Traceback (most recent call last):
File “”, line 1, in
File “/home/nightjar/.local/share/virtualenvs/instance_seg_training-z1i-LkY_/lib64/python3.9/site-packages/torch/nn/modules/module.py”, line 1130, in call_impl
return forward_call(*input, **kwargs)
File "/home/nightjar/.local/share/virtualenvs/instance_seg_training-z1i-LkY
/lib64/python3.9/site-packages/torchvision/models/detection/generalized_rcnn.py", line 83, in forward
images, targets = self.transform(images, targets)
File “/home/nightjar/.local/share/virtualenvs/instance_seg_training-z1i-LkY_/lib64/python3.9/site-packages/torch/nn/modules/module.py”, line 1130, in call_impl
return forward_call(*input, **kwargs)
File "/home/nightjar/.local/share/virtualenvs/instance_seg_training-z1i-LkY
/lib64/python3.9/site-packages/torchvision/models/detection/transform.py", line 129, in forward
image = self.normalize(image)
File “/home/nightjar/.local/share/virtualenvs/instance_seg_training-z1i-LkY_/lib64/python3.9/site-packages/torchvision/models/detection/transform.py”, line 150, in normalize
raise TypeError(

I had this error a few days ago and had tried to search for a solution. I thought I had one and that raised another problem for me, which I asked about here:

Based on that discussion, I thought I had to get my transforms straightened out. I searched some more and found several results on this forum. I tried a few different ways to use two transforms, PILToTensor and RandomHorizontalFlip.

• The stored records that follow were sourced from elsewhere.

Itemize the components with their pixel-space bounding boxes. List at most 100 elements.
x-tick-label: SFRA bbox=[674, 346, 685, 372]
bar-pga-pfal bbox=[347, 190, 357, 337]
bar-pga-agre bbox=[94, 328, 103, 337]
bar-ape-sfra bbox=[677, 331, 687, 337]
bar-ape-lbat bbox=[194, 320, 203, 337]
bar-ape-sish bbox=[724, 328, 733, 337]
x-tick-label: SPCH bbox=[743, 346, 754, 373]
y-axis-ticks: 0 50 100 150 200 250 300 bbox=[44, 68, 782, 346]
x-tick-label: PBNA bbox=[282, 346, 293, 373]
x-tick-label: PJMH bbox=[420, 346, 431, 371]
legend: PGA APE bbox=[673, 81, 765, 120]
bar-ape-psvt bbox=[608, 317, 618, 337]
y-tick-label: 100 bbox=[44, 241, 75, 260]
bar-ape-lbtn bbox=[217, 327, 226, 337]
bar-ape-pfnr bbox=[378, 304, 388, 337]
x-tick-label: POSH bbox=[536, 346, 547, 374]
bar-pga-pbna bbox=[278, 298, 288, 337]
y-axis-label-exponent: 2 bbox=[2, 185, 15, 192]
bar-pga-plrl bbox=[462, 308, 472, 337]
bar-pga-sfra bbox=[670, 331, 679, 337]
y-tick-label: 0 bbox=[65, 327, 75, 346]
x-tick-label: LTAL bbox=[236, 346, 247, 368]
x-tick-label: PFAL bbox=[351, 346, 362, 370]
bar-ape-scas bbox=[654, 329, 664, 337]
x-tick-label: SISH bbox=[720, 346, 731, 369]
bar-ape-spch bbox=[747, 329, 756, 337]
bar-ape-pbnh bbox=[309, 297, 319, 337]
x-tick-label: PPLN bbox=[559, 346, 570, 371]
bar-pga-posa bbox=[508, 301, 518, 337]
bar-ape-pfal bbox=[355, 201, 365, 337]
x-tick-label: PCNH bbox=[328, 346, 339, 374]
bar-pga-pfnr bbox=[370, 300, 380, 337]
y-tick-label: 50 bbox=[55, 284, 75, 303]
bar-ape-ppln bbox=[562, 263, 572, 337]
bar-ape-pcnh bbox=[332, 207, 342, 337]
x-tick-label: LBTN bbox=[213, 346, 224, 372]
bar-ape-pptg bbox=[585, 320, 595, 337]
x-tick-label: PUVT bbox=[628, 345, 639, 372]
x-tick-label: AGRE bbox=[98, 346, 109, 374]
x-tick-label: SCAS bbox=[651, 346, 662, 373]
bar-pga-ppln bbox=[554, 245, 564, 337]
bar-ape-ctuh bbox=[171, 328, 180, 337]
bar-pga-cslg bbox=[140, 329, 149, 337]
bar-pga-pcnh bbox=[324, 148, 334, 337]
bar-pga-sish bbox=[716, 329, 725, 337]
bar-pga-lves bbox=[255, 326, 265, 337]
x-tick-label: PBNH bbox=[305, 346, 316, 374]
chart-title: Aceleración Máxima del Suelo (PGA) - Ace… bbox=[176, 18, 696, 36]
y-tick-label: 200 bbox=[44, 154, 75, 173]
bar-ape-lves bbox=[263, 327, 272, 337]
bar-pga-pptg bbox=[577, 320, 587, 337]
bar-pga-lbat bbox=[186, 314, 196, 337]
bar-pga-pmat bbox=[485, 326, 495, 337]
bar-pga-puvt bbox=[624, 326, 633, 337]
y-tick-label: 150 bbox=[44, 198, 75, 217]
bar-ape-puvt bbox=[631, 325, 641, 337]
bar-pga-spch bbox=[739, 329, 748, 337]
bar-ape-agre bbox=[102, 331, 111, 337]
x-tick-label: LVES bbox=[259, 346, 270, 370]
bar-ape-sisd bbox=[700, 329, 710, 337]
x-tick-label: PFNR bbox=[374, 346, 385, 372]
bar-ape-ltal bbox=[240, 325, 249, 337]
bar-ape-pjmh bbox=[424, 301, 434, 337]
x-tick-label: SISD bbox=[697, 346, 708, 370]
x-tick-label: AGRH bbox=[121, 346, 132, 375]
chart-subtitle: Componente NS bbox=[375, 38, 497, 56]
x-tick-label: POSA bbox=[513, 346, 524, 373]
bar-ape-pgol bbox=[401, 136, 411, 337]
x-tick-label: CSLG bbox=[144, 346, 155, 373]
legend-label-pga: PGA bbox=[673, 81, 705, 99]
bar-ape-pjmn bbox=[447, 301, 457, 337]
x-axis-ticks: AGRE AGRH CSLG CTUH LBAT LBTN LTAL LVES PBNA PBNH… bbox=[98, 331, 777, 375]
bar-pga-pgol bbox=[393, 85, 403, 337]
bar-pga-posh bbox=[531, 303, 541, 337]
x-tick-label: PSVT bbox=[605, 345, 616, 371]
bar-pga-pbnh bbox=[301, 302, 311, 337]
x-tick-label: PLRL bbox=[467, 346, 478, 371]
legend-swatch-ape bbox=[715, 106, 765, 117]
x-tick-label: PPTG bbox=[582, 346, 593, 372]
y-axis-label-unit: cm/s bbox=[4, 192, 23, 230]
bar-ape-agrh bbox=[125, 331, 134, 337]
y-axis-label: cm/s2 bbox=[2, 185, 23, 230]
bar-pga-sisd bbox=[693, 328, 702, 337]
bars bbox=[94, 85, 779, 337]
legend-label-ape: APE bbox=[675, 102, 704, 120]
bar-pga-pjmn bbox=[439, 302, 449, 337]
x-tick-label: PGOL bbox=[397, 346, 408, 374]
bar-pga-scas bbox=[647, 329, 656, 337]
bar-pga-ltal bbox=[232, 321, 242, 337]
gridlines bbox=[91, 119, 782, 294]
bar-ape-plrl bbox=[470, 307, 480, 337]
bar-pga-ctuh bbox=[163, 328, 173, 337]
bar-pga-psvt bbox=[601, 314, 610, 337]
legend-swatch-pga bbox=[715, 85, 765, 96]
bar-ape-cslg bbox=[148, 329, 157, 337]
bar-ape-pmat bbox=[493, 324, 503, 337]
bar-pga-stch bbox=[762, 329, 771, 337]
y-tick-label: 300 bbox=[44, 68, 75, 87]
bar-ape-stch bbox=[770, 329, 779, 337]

Now, I am importing two versions of transforms. One from vision/references/detections and one from torchvision. I tried that as

import transforms as oldtransforms
import torchvision.transforms as tvtransforms

I won’t go into all the variations of trying to def get_transforms and other variations I attempted.

I read that transforming a PIL image to a tensor includes scaling the image, but that doesn’t seem to be the case here. What am I doing wrong?